Even when there are dedicated staff trying hard, as opposed to clueless clucks stuck somewhere on their way out the door, parents in poorer areas working two jobs have no time or resources to do the extra fundraising done by parents at many middle class schools. A realistic ped plan might seriously consider helping do things to equalize resources so that sending one's kid to a school he or she can walk to would not mean sentencing them to permanent educational apartheid. The Seattle School District is currently going through one of its spasms of rethinking school assignment. So far the walk to school issue is on the radar but the resource issue most assuredly is not.
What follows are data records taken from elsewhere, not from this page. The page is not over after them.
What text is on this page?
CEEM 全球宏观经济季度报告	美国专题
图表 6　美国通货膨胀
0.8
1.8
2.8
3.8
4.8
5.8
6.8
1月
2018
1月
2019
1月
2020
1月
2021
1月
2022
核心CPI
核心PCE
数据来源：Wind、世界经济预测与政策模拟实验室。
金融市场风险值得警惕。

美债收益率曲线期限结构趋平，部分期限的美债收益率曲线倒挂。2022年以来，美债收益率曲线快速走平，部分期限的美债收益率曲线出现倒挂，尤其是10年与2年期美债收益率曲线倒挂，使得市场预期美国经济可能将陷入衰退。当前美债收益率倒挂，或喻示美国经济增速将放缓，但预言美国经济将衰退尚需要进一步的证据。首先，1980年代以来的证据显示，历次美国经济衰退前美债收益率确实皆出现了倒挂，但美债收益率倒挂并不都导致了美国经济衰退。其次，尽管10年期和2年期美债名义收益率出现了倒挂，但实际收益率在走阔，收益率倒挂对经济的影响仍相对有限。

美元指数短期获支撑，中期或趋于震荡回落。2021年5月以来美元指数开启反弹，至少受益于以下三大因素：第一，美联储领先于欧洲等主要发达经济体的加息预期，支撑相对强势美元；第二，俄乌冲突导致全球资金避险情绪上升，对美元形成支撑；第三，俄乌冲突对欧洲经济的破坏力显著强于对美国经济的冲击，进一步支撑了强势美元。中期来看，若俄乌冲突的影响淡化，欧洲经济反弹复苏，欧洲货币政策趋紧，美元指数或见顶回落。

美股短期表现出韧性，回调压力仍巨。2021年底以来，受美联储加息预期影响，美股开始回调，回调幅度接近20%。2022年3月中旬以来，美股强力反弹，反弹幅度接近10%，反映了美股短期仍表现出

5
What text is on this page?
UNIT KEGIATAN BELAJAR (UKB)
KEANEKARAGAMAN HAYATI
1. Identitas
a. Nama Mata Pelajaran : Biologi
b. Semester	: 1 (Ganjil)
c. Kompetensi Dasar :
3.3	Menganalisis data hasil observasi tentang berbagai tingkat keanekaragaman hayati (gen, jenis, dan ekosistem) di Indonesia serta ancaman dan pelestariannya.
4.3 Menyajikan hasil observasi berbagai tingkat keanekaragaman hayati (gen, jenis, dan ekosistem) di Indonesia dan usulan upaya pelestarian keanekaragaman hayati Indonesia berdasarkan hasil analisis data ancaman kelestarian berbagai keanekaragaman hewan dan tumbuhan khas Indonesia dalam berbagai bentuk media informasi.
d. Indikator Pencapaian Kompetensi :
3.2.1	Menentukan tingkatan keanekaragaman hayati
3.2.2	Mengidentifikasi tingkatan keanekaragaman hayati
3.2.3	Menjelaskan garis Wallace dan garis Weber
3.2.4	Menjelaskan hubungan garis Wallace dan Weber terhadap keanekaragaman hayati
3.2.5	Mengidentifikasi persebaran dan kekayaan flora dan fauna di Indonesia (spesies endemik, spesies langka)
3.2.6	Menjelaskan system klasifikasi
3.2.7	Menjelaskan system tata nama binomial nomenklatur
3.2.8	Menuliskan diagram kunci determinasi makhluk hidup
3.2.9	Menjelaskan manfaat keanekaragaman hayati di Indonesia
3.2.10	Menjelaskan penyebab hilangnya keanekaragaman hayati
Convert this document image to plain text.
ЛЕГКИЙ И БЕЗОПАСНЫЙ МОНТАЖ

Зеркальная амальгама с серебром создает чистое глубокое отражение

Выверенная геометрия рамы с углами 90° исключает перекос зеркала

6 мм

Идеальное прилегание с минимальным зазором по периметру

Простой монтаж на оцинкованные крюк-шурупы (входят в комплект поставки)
--Speaking of schools and poor neighborhoods, the ped plan is stunningly silent about neighborhoods where a lot of people with limited English, ie people who fill out surveys in other languages when available see car ownership both as an entirely rational way to solve their horrible transportation needs and a sign of success American style. Because bus routes tend to be designed for commuters rather than neighborhood circulation, people in poor neighborhoods often have to take two buses to go to locations comparatively nearby. This of course takes disproportionate time and makes car ownership seem almost mandatory. Fixing ped infrastructure in these areas is critical, but it takes more than sidewalks to make a walkability oriented lifestyle realistic.
--Search at public buildings: people with cars can leave their pocket knives, butter knives and other questionable items in their cars. Confirmed pedestrians are likely to have very useful items confiscated with no hope of return if they have the temerity--or absentmindedness--to bring such along. Again, the ped plan is completely silent about this inconvenience, and RantWoman is firm on this point even though she is also aware that people carry along God knows what for decidedly unbenign purposes.
--Wanna swim or go to the gym on the way to or from the rest of your day. What are you going to do with your suit and gym clothes for the rest of the day? Some places can handle this question; some cannot. True, if one is an energetic pedestrian, a lot of exercise is just built into one's daily routine, but people still do need the joint benefits of swimming or the other benefits of weight training and things one does most easily in the gym.
Whatever your fixations, Read the plan. Dream. Comment!